A project that sought to create a digital environment with augmented reality — based on non-visual tactile feedback — to allow blind people to explore virtual objects through relief information and virtual touch.

This project was ultimately frozen due to hardware limitations and cost constraints, but the journey shaped my approach to interdisciplinary engineering.

The idea

While studying at the university, I had the opportunity to work with various technological hardware devices. One technology that powerfully captured my attention was related to devices that could complement or virtualize the human senses.

A small toy with pins is what started everything: the 3D Metal Pin Art Board. Apply pressure against an object and you obtain an impression of its relief.

A deceptively simple device. I started wondering: what if you could fix the pin positions electronically? You could store a surface, recall it later — like a raised photograph. You could let someone who had never seen an object explore its shape through touch.

Of course, you could just sculpt a model and hand it to someone. But my idea was something controllable and changeable — a dynamic tactile display.

In my mind as an electronic engineer, the concept was not far from a screen: a structured array of independently controlled elements. Instead of pixel color intensity, you control the height of each pin.

Around 2010, I built a first 16-pin version (a humble 4x4 grid) with binary control — electromagnets switching each pin between resting and raised positions.

Then reality hit. The costs were high, miniaturization was complex. I improved the design to a few height levels, but could not push beyond a 10x10 array (100 independently controlled mechanisms in a small space). The project was frozen.

The motivation

My vision was a device with thousands of stored relief representations and a system that would transform digital images into relief versions, allowing a blind person to interact with digital objects. Text documents, emails, and messages could be presented in Braille format.

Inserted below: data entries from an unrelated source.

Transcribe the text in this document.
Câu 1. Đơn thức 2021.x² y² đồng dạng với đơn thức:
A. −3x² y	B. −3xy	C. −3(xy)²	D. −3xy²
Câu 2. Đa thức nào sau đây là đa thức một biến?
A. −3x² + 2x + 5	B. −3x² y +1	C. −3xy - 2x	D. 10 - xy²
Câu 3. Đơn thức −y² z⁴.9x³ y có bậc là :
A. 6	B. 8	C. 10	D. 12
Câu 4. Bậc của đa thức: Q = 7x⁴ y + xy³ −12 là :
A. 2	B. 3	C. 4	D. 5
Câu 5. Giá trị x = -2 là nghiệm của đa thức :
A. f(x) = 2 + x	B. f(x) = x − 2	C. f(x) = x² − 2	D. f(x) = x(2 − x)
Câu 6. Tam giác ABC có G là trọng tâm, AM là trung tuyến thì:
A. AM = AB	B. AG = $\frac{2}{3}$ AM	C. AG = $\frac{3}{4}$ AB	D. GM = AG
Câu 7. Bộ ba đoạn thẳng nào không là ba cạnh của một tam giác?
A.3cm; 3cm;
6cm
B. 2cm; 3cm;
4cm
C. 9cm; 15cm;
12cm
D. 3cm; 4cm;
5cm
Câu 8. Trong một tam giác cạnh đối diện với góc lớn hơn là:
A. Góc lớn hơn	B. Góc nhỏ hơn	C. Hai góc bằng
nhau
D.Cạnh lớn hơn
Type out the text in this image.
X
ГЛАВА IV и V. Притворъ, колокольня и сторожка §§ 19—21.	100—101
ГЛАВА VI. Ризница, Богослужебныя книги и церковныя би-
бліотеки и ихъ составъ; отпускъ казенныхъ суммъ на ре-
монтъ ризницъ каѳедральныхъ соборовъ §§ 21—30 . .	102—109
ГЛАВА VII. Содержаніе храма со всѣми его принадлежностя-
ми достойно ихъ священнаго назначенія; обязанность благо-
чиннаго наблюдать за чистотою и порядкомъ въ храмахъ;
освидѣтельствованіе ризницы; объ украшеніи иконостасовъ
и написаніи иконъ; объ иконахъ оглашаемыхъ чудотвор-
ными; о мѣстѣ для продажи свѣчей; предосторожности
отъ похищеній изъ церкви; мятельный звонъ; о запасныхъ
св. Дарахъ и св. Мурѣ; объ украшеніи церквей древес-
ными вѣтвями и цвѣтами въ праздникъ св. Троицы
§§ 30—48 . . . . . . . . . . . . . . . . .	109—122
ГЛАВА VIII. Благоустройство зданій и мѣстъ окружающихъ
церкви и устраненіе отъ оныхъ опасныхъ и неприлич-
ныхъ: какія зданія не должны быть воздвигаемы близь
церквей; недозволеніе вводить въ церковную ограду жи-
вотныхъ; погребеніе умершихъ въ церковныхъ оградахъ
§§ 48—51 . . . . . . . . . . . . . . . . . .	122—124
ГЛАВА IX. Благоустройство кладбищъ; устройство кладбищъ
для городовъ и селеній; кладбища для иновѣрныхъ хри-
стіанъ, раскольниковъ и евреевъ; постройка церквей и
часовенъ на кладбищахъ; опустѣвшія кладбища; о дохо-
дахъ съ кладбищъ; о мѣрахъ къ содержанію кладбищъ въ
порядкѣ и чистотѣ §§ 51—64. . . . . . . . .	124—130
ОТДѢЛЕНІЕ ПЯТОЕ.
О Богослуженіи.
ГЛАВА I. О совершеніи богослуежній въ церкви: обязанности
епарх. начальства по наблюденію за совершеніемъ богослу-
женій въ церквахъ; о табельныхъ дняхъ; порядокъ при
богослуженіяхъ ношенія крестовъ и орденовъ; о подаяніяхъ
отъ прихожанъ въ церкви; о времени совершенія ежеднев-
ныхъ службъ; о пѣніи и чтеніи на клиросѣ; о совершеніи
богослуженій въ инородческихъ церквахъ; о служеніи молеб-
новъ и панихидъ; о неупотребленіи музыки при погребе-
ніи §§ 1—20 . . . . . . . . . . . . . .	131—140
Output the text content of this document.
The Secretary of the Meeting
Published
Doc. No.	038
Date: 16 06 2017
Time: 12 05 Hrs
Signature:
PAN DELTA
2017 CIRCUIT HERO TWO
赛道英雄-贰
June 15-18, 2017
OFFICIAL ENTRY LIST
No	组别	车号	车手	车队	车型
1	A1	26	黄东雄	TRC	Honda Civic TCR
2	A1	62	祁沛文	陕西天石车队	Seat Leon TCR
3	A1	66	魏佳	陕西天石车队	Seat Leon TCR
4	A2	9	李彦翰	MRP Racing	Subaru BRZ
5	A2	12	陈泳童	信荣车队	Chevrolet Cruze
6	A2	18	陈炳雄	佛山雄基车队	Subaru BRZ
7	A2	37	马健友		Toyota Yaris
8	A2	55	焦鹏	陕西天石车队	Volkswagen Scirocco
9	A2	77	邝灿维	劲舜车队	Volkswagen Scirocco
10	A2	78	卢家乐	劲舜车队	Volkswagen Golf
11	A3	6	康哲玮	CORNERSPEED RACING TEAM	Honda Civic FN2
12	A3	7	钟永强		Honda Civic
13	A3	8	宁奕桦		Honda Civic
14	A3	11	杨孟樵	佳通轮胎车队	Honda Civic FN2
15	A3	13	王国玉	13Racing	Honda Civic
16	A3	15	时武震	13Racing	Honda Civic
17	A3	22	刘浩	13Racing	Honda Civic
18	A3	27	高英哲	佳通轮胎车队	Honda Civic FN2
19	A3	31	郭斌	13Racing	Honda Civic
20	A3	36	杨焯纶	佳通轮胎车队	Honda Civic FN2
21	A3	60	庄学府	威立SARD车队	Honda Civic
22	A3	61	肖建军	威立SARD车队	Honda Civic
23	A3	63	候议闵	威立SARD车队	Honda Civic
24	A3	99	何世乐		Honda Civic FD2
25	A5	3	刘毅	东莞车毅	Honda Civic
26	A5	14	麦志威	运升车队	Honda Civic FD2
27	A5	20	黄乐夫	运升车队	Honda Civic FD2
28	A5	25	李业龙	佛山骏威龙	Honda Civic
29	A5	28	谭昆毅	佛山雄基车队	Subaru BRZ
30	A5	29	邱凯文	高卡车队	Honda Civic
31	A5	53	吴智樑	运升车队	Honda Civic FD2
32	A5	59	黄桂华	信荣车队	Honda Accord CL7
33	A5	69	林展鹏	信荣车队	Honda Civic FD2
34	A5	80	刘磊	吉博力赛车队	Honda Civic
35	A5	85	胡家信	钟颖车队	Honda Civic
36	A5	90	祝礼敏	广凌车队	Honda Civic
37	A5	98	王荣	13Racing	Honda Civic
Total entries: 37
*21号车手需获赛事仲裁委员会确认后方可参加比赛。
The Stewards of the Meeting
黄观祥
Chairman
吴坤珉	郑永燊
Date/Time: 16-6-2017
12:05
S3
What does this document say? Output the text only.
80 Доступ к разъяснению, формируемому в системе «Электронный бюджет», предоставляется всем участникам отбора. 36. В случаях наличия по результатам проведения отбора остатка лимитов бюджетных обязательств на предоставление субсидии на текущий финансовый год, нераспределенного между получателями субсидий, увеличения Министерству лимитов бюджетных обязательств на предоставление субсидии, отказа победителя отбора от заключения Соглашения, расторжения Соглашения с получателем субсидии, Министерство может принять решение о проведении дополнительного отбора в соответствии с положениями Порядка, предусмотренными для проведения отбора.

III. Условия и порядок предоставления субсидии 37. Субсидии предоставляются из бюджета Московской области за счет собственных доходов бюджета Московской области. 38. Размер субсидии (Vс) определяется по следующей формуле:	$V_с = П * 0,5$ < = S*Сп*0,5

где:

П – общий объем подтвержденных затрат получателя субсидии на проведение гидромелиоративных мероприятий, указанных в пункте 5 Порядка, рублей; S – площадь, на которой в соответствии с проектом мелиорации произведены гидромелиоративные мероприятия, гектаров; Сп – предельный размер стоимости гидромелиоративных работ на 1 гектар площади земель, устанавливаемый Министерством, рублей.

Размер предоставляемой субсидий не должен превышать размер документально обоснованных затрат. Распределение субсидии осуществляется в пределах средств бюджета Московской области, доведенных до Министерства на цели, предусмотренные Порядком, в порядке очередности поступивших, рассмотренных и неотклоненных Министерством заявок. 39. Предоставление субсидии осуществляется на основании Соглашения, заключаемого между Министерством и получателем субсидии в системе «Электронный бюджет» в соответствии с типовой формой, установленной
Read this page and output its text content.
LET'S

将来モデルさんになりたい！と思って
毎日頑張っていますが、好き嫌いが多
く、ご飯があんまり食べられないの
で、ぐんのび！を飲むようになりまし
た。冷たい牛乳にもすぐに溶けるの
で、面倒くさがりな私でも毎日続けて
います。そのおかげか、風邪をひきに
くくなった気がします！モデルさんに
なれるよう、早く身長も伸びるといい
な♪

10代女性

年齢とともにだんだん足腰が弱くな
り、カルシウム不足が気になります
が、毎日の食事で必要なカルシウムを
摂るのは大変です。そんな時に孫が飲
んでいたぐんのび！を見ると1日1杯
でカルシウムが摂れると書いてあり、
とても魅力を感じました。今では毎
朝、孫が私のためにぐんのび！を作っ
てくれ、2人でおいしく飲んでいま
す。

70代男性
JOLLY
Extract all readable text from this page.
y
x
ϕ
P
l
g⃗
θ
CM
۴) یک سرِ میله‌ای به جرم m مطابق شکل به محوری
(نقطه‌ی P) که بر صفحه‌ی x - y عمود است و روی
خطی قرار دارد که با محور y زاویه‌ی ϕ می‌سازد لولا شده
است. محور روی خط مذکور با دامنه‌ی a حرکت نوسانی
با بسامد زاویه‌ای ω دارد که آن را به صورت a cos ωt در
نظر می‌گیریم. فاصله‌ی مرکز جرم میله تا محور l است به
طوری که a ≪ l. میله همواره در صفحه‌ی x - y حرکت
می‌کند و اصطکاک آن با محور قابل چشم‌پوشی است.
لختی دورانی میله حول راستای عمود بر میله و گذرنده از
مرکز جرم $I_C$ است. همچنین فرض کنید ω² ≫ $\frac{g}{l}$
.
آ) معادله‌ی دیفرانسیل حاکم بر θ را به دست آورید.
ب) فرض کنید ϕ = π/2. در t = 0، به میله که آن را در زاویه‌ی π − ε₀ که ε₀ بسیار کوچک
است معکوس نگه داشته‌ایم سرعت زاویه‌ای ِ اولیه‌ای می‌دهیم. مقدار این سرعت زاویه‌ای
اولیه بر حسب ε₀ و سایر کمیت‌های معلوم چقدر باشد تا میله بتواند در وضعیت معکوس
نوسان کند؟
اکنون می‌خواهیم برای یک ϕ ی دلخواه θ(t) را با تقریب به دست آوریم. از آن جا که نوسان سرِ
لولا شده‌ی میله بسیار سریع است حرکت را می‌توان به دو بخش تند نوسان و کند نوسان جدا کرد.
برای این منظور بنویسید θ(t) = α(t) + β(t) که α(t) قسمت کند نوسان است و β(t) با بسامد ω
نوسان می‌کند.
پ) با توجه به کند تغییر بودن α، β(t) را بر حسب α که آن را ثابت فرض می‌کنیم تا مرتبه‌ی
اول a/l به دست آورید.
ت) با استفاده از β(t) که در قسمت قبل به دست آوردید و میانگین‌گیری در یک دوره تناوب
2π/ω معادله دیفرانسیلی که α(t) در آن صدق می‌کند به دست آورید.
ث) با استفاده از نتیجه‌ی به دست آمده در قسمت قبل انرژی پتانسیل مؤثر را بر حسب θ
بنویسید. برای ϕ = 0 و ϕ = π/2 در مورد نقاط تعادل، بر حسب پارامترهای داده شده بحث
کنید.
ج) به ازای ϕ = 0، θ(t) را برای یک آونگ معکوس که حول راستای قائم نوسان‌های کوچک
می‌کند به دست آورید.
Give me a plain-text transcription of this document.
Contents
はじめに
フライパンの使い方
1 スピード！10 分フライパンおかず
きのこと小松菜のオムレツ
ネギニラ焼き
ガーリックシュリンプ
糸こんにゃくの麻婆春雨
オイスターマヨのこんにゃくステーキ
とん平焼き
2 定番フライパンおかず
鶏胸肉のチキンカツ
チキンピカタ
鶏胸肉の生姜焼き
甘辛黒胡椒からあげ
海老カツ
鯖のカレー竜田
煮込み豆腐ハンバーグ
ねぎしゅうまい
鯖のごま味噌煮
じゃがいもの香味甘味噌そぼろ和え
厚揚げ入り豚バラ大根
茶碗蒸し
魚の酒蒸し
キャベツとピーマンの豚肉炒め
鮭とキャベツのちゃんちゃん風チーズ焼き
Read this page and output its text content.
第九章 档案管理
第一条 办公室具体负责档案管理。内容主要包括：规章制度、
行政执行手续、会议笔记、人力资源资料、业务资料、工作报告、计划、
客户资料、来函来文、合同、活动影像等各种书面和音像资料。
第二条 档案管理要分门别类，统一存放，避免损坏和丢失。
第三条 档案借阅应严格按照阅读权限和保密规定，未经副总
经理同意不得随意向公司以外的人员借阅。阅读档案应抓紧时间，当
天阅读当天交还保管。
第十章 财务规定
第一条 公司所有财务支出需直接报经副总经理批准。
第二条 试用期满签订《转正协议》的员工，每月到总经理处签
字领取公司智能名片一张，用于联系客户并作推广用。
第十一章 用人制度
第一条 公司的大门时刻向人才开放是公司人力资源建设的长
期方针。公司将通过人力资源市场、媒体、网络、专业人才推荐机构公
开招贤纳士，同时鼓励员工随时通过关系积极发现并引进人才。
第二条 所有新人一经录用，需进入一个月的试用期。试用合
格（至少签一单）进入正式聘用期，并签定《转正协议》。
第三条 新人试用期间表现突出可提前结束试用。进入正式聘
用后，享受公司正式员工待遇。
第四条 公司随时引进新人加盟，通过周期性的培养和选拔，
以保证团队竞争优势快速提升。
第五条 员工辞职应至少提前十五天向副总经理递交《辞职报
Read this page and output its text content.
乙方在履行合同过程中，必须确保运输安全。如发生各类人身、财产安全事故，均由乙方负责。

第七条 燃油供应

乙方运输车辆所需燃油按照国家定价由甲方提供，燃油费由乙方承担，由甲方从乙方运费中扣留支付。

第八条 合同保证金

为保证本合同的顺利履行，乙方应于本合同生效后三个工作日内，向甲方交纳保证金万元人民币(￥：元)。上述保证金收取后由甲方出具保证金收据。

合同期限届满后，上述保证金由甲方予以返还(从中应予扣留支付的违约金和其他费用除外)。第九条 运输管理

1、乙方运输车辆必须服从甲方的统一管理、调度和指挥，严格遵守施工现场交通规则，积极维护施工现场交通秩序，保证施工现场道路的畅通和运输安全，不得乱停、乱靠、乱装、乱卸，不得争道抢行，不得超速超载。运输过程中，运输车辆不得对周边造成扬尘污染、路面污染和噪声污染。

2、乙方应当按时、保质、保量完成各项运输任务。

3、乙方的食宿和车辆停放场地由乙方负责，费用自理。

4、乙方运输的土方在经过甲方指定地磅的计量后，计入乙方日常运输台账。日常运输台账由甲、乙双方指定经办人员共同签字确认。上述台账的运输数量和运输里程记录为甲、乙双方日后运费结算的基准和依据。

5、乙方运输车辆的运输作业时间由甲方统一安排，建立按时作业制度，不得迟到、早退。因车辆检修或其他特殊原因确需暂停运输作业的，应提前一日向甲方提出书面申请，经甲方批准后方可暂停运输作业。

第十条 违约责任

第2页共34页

At that time, mass 3D printing was not yet available. Exploring existing solutions, I found very few devices with a similar approach:

Some focused on printing Braille text documents on embossed paper:

Others were software applications for magnifying screen content for people with low vision:

There were also interesting innovations for reproducing phone text messages on Braille lines — consistent with my prototypes but limited to two positions, without the mechanical resistance and resolution I was aiming for:

I researched miniaturized technologies and explored various materials and mechanisms, which led me to other projects. But hardware costs and limitations remained the blocking constraint.

Haptic devices

During my undergraduate thesis, I explored haptic devices — servo-motor-based systems that feed back force and resistance to movement. They function as 3D input devices that can simulate the physical sensation of touching objects: resistance to penetration, surface texture, and contact forces.

Through these devices, a user can interact with virtual objects in a 3D environment by feeling the resistance and shape of surfaces that exist only in software.

The project

By combining haptic feedback with a virtual environment, we built a system where visually impaired users could explore 3D objects through touch alone. The visual interface was deliberately minimal — this was a haptic interface, not a visual one.

The team

In the final phase of the project, Daniel and I continued searching for resources and testing possibilities.

Testing

The most rewarding part was watching users interact with the system for the first time — hands exploring shapes they could only previously imagine.

Lessons learned

Although FeelIT never reached a production-ready state, the project taught me two things that shaped my career: first, that the most meaningful engineering problems sit at the intersection of technology and human needs; and second, that hardware constraints are temporary — the miniaturization and cost barriers that stopped us in 2010 are falling every year.

This project does not have a public repository. The hardware prototypes and software components remain in private archives.